¡Cuánto daño han hecho las tarifas planas! ¿De verdad es necesario que yo me entere de que el señor de al lado es un ruin y un mentiroso que engaña a su jefe, diciéndole que está en el médico mientras compra chopped en Eroski? ¿Es preciso que medio vagón de metro se mimetice con una neska que sufre mal de amores porque su novio le ha puesto los cuernos en un botellón en Atxuri? O que se haga el silencio porque una señora relata que tiene a media parentela con Alzheimer, Parkinson y virus de Ébola y no come, pero nada nada, mientas zampa un donuts.

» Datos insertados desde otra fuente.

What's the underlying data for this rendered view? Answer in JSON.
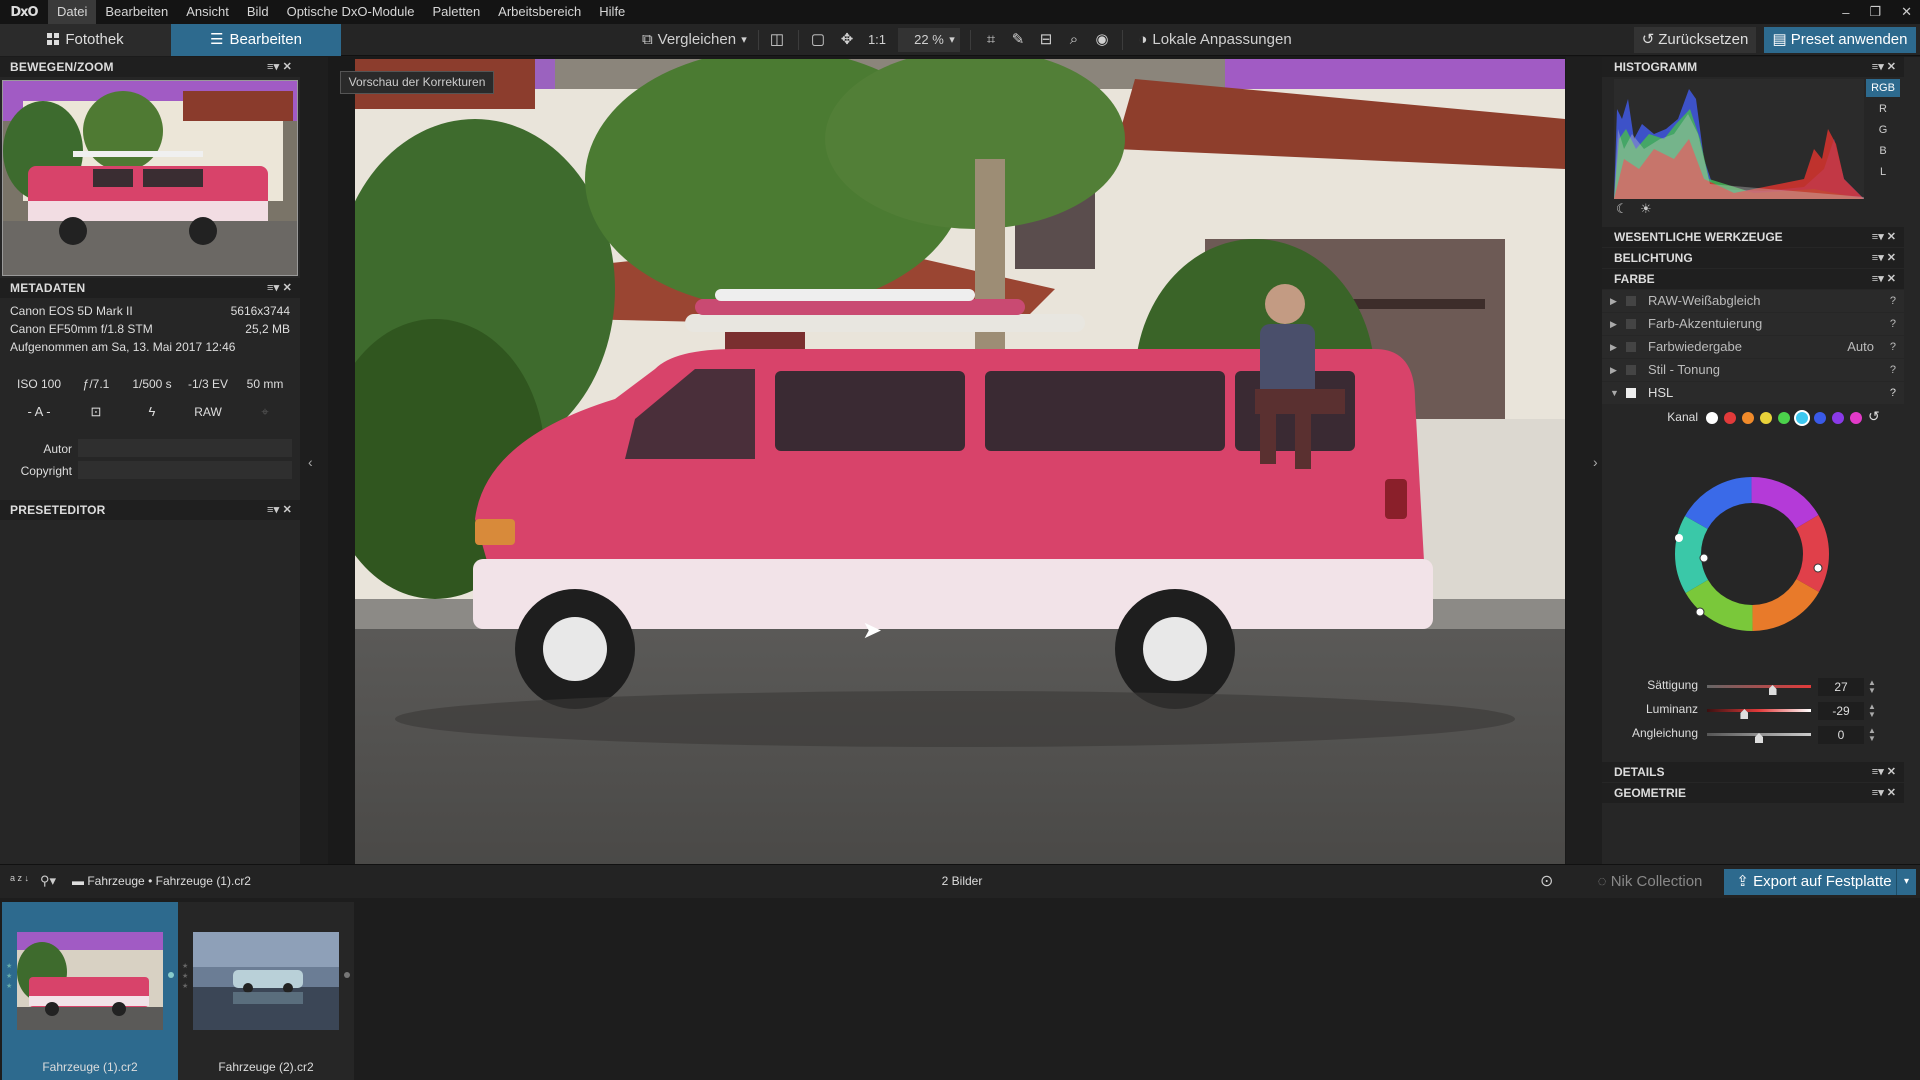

Ahora todo el mundo llega en cinco minutos cuando está a media hora real de su destino y a todo pichichi maría le ha salido algo urgentísimo mientras toma unos potes. El mundo de las ondas sonoras está lleno de conversaciones vacías, de memos con un apéndice de pantalla táctil y de chikilicuatres de verbo insustancial.

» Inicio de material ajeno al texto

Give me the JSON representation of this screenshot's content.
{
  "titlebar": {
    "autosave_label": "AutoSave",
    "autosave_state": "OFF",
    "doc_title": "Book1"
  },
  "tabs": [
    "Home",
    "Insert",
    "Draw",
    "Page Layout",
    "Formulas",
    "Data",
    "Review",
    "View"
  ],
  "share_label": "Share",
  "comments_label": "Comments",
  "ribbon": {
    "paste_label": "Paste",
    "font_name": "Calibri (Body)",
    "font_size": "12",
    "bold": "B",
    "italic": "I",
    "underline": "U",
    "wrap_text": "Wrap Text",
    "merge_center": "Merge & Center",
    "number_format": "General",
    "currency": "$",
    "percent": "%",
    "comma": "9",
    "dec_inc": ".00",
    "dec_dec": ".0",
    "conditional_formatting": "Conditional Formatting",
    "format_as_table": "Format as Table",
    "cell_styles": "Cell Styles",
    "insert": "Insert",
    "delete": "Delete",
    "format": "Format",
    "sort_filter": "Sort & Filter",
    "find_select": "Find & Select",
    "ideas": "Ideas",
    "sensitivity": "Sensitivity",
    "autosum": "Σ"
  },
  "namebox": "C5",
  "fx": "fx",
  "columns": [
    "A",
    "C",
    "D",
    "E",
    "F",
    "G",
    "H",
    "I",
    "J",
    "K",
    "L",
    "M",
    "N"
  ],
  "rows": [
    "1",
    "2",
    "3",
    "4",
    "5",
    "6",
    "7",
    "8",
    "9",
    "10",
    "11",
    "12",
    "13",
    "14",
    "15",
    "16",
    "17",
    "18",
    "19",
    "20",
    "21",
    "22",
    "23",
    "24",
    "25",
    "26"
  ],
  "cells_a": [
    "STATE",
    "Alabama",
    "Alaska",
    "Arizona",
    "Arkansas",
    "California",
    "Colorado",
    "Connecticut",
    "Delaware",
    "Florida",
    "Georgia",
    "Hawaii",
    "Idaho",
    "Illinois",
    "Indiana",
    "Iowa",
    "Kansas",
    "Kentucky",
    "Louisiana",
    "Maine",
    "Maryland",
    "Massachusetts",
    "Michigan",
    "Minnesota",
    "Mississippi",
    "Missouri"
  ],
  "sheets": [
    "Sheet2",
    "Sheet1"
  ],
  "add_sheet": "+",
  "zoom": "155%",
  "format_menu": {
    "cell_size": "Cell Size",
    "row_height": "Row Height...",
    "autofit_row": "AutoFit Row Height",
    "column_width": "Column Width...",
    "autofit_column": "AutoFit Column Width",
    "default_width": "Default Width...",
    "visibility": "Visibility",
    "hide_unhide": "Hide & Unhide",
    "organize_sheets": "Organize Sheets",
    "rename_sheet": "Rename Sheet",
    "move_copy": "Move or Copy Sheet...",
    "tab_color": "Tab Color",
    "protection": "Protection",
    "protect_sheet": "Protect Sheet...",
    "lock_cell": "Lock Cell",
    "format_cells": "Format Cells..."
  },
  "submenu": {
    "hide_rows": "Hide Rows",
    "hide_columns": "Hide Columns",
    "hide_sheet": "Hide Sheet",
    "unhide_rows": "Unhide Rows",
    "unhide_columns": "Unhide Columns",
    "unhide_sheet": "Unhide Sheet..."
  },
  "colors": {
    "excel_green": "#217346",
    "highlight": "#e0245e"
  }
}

Hay mogollón de víctimas del technology mongering (creo que lo llaman) que tuitean la primera gilipollez que se les pasa por la cabeza y que sufren como posesos si no tienen el último iPhone. Estamos condenados a smartphones de última generación como si la vida se redujera a un trozo de plástico y metal ensamblado por un chino.
Eso por no hablar del mundo de los politonos (algún día el juez Pedraz tendrá que meter mano a este asunto) y de los apps, un remedio eficaz para no mirar a nadie a los ojos, no vaya a preguntarte la hora. Perdón, que ya nadie pregunta, que llevan móvil.